All that is left now is to plug the values into an Excel spreadsheet and apply the NPV formula.  In Excel, the formula description is:

=NPV(rate,value1,value2…)  Returns the net present value of an investment based on a discount rate and a series of future payments (negative values) and income (positive values).

Notice that the positive values are called “income” in Excel.  We derived savings, not income, but the formula works exactly the same.  Savings are additional contributions to the bottom line and therefore can be considered a form of income for this analysis.

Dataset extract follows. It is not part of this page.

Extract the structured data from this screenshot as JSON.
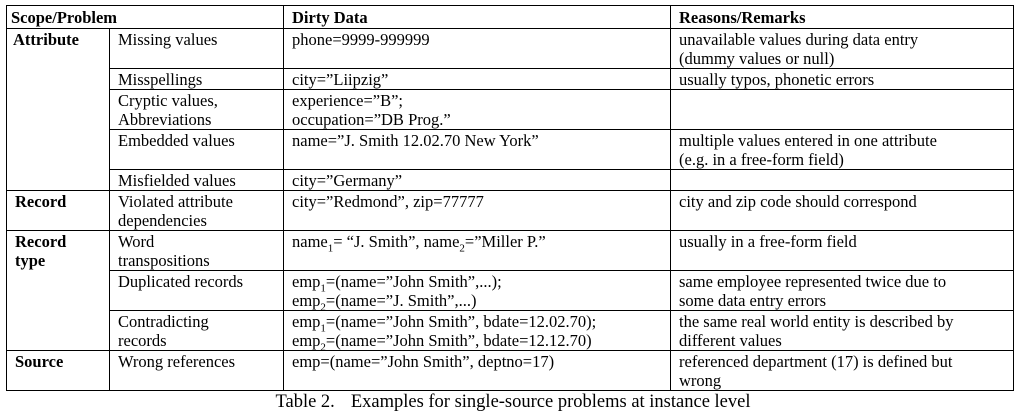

Value1 will be the 5-year range of negative costs; Value2 will be the 5-year range of positive savings.  Thus, the formula in the spreadsheet grid below is:

=NPV(.1,B1:F1,B2:F2)

  A B C D E F
1 <NPV formula> -100 -30 -30 -50 -30
2   62 82 82 82 82

This formula will return a value of ($9.30) in cell A1 for this potential project.  The meaning: if this project proceeds, it will be expected to represent a net loss of $9,300 in today’s dollars.  In other words, the value of the costs required to implement the solution is greater than the benefit it will provide, to wit:  avoiding losses due to penalties, Goodwill shrink, and forfeited revenue.  Therefore, the inference is that you should accept the risk of non-compliance with the Legal Requirement, and deploy your scarce resources toward your programmed demands as originally budgeted for the remainder of the fiscal year.  Put the Legal Requirement demand in the next fiscal year’s backlog and let it fight again for prominence amongst that year’s contenders for your resources.

Conclusion:

Raise your hand if you have ever heard this:  “We HAVE to do this!  If we don’t, we will lose millions and millions of dollars (or Euros, or Yuan, or Brexit Bitcoin)!”  Yes!  I see your raised hand through my blog-access-activation-of-your-webcam agent!  Nice Deadhead T-shirt over there in Johannesburg, by the way.  This technique of applying financial analysis to regulatory risk management helps to take emotion and wild conjecture out of the picture and restores some objectivity.